Third, there is no need to apply the same partial priority rule in every context. Some symposium participants expressed concern that imposing a partial priority rule in certain contexts (e.g., securities loans among financial institutions) would achieve little benefit and give rise to potentially large costs. To the extent that there are particular transactions that should not be subject to partial priority, they could be exempted. In general, secured creditors could be given different degrees of priority in their collateral depending on the type of collateral, the size of the loan, and the type of the lender.
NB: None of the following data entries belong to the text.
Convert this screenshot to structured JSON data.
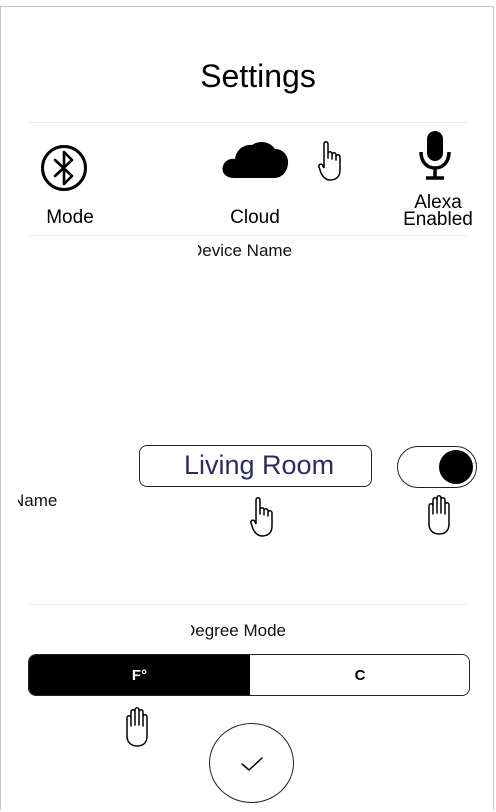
{
  "header": {
    "title": "Settings"
  },
  "connections": [
    {
      "label": "Mode",
      "icon": "bluetooth-icon"
    },
    {
      "label": "Cloud",
      "icon": "cloud-icon"
    },
    {
      "label_line1": "Alexa",
      "label_line2": "Enabled",
      "icon": "microphone-icon"
    }
  ],
  "device_name": {
    "section_title": "Device Name",
    "row_label": "Name",
    "input_value": "Living Room",
    "toggle_state": "on"
  },
  "degree_mode": {
    "section_title": "Degree Mode",
    "options": [
      "F°",
      "C°"
    ],
    "selected": "F°"
  },
  "colors": {
    "accent": "#000000",
    "border": "#222222",
    "input_text": "#2a2f5a",
    "divider": "#eeeeee"
  }
}
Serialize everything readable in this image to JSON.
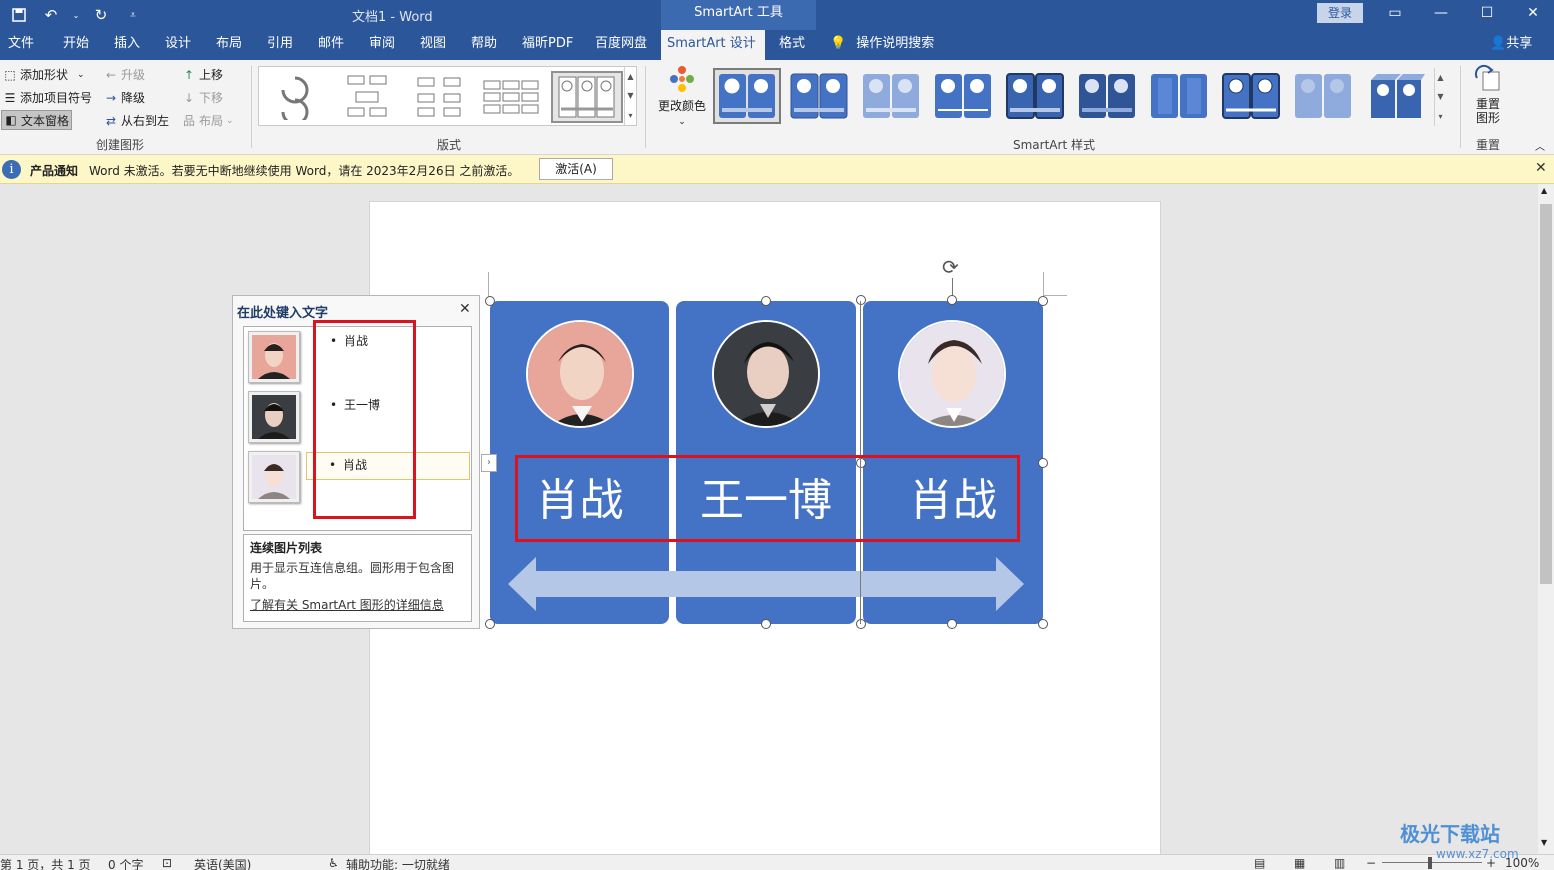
{
  "app": {
    "doc_title": "文档1 - Word",
    "context_tool": "SmartArt 工具",
    "login": "登录",
    "share": "共享"
  },
  "tabs": [
    "文件",
    "开始",
    "插入",
    "设计",
    "布局",
    "引用",
    "邮件",
    "审阅",
    "视图",
    "帮助",
    "福昕PDF",
    "百度网盘",
    "SmartArt 设计",
    "格式"
  ],
  "active_tab": "SmartArt 设计",
  "search_label": "操作说明搜索",
  "ribbon": {
    "create": {
      "add_shape": "添加形状",
      "add_bullet": "添加项目符号",
      "text_pane": "文本窗格",
      "promote": "升级",
      "demote": "降级",
      "rtl": "从右到左",
      "move_up": "上移",
      "move_down": "下移",
      "layout": "布局",
      "group_label": "创建图形"
    },
    "layouts_label": "版式",
    "change_colors": "更改颜色",
    "styles_label": "SmartArt 样式",
    "reset_graphic": "重置图形",
    "reset_label": "重置"
  },
  "notification": {
    "title": "产品通知",
    "message": "Word 未激活。若要无中断地继续使用 Word，请在 2023年2月26日 之前激活。",
    "button": "激活(A)"
  },
  "text_pane": {
    "title": "在此处键入文字",
    "items": [
      "肖战",
      "王一博",
      "肖战"
    ],
    "desc_title": "连续图片列表",
    "desc_body": "用于显示互连信息组。圆形用于包含图片。",
    "desc_link": "了解有关 SmartArt 图形的详细信息"
  },
  "smartart": {
    "names": [
      "肖战",
      "王一博",
      "肖战"
    ],
    "fill_color": "#4472c4",
    "arrow_color": "#b4c7e7"
  },
  "status": {
    "page": "第 1 页，共 1 页",
    "words": "0 个字",
    "language": "英语(美国)",
    "accessibility": "辅助功能: 一切就绪",
    "zoom": "100%"
  },
  "watermark": {
    "line1": "极光下载站",
    "line2": "www.xz7.com"
  }
}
Under the fixed-fraction priority rule, a secured creditor would receive full priority with respect to a certain percentage of its secured claim. The collateral backing the rest of the claim would be made available to pay unsecured claims (including that portion of the secured creditor’s secured claim that was made unsecured by operation of the rule). Thus, under a rule giving secured creditors 75% of their secured claim, the other 25% of the collateral would be distributed to pay unsecured claims—including the unsecured claims of all secured creditors. The fixed-fraction priority rule would always leave secured claims partially unsecured, even if the value of the collateral exceeds the amount owed to them.

To illustrate the operation of the fixed-fraction partial priority rule, we will consider the version in which the secured creditor receives priority with respect to 75 % of its secured claim. Assume that when the borrower goes bankrupt, it has $1.2 million in assets and owes $1 million to each of three creditors: the secured creditor, an adjusting creditor, and a nonadjusting creditor.